Leading politicians echoed concerns about Roosevelt's failure to advocate for homeland protection. “We have tens of thousands of disloyal Japs in California ready to strike. Why didn't Roosevelt promise to lock them up or send them back?” asked California Gov. Earl Warren.
Observers reported that the President's remarks had failed to spark a rush to military recruiting stations. In Jamaica, Queens, one man of military age said he was unable to serve due to crippling bone spurs. “I'll tell you one thing this war is good for: the real estate business,” commented the man, who gave his name as Fred C. Trumpf.
The Massachusetts Spy, June 17, 2015:
Donald J. Trump and his Brains Trust |
IS HE IN?
DONALD:
YOU BET!
DONALD:
YOU BET!
By Chuck Todd
NBC News
with witty repartee from Maureen Dowd
New York Times News Service
NEW YORK, N.Y. – In a masterfully planned and executed piece of made-for-TV magic, failed reality talk show host Donald J. Trump today announced his hilarious bid for President of the United States, in a strategy that appeared to be directed at gaining a lucrative cable TV contract for his irresistible blend of bluster and bravado.
From the descent down the golden escalator at his marble palace, to the shills he hired to cheer for him, the whole event showed why Trump is regarded as a master showman. All the stagecraft was there, down to the beautiful girls strategically positioned around the Trump Tower lobby. “No one stages an event like the Donald, unless it's me,” said an admiring friend, who gave his name as Jeff Epstein.
His speech featured plenty of the tough he-man talk that he is so famous for, and the crowd loved it, especially the bit about how Mexico is sending rapists and assassins across the border. Of course, no one took it seriously, because when it's the Donald, he's always selling the sizzle and not the steak, vodka, water, airline, casino, game, magazine, or education.
Fortunately with experienced Republicans like Jeb Bush and Marco Rubio already in the race, no one has to worry about Trump accepting the nomination at the 2016 Republican Convention, but it sure does spice up what otherwise might be a somewhat staid debate among Republicans about tax cuts for the rich and cutting benefits for the poor. Thank you Donald for saving us from that snoozefest!

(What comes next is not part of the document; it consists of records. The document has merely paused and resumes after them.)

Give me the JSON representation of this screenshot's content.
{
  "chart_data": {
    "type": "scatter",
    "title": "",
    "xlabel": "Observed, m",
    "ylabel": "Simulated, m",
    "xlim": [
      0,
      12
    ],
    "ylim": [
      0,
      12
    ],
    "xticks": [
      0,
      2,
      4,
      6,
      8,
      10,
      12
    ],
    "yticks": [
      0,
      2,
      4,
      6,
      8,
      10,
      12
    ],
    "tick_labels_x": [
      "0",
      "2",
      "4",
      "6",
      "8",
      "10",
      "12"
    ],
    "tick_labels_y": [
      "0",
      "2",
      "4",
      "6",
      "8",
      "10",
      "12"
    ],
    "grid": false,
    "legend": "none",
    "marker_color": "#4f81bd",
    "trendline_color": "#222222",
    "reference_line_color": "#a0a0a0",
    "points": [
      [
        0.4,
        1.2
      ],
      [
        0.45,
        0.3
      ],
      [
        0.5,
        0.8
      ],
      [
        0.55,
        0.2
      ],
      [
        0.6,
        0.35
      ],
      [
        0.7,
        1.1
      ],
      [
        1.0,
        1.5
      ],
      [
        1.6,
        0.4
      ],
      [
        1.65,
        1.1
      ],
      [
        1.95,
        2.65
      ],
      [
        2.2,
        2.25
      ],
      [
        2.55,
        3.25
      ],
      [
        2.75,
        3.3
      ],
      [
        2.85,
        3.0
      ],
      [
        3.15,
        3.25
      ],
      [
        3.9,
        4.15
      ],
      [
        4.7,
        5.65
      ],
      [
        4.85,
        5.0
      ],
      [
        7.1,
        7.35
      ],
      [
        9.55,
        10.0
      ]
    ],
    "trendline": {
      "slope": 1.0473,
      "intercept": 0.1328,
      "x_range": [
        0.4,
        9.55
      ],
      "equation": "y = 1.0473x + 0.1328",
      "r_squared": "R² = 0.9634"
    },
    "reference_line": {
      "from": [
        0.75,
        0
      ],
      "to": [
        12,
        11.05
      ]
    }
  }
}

Maureen Dowd wrote: It would take even more imagination than Trump himself possesses to see the failed casino magnate share a debate stage with likely Democratic nominee Hillary Clinton, but this brilliant, famous columnist with a fabulous Georgetown salon would look forward to the Donald asking the Hillary why she wouldn't divorce her horndog husband.
But just think – if the Donald and Hillary faced off on Election Day 2016, it would truly be the year of voting dangerously. Hey, wait a minute, that's genius. Genius! Gotta call my publisher.
Back to you, Chuck.
Chuck Todd: One thing's for sure: the optics are compelling. [Stop staring at Melania's cans, Chuck – M.D.]